Within four months, all equity partners except the two name partners gave their notices and, ultimately, withdrew from the firm.
The partnership agreement provided that a withdrawing equity partner would be paid the amount in his accrual basis account, subject to a 50-percent forfeiture if the partner took clients of the firm.
Moskowitz sued for the full payout. The firm counterclaimed based on the forfeiture provision and brought the matter on for a hearing.
O’Grady said the issue was one of first impression in the District of Columbia, but he noted a split in other states examining the scope of Rule 5.6. Courts disagreed about whether the rule covered indirect restraints on practice such as the “financial disincentive” in Moskowitz’ contract.
The majority view was that the rule covers indirect restraints, but the firm conceded the point, O’Grady said. Nevertheless, the firm argued the admitted violation was not sufficient to make the forfeiture provision unenforceable.
O’Grady first decided that a bar’s ethics rule could be used as a basis for civil liability, at least in the limited context of the law firm’s penalty provision.
The judge then determined that a contract provision that violated the bar’s ethics rule should be considered void and unenforceable.
The case “implicates a specific rule of professional conduct that prohibits a specific type of contract provision and a contract provision that falls within that prohibition,” O’Grady wrote.

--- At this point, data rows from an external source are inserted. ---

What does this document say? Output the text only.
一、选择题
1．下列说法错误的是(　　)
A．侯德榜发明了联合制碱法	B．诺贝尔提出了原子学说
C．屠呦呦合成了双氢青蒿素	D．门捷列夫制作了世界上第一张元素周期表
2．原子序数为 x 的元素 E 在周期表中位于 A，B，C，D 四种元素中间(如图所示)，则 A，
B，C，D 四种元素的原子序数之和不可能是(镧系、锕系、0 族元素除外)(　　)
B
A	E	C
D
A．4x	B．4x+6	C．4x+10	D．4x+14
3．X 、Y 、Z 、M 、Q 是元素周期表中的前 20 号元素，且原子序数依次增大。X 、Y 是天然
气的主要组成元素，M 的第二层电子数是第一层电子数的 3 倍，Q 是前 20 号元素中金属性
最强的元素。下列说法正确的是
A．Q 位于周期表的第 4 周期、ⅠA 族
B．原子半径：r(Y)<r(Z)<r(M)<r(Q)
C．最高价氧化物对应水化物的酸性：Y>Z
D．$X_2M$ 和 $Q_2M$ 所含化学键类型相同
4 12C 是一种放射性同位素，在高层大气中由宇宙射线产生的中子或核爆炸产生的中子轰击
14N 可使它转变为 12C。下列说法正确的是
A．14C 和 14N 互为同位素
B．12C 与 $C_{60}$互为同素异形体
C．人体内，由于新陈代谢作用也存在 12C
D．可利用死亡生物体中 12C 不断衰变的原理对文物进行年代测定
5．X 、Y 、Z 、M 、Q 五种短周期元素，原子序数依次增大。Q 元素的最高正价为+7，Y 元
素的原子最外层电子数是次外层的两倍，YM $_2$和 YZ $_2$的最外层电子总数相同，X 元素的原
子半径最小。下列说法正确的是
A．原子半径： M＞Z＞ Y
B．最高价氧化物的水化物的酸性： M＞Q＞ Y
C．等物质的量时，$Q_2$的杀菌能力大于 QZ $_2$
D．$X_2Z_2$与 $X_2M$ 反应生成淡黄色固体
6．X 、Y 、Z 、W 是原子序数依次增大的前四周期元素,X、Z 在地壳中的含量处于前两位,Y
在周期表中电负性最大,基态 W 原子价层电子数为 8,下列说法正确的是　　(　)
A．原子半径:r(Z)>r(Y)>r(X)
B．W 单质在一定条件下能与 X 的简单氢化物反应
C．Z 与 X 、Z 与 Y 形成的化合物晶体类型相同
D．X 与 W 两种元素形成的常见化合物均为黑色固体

O’Grady rejected the firm’s “public policy calculus” that sought to weaken the application of the ethics rule.
The rule itself provided the relevant public policy determination, the judge said.
“Rule 5.6 is the result of a careful balancing of concerns for client choice and attorney autonomy with the interest of contract enforcement. There is no need for additional balancing,” he wrote.
Moskowitz’ defense “stands on solid ground,” O’Grady concluded.
In an earlier opinion in the case, O’Grady said Moskowitz’ accrual basis account, and thus his payout, was set at $300,233.
The Jacobson Holman firm was represented by John J. Brennan III of Alexandria. He did not return a call for comment.
Philip J. Harvey represented Moskowitz. He responded to a call for comment, but arrangements for an interview were incomplete at press time.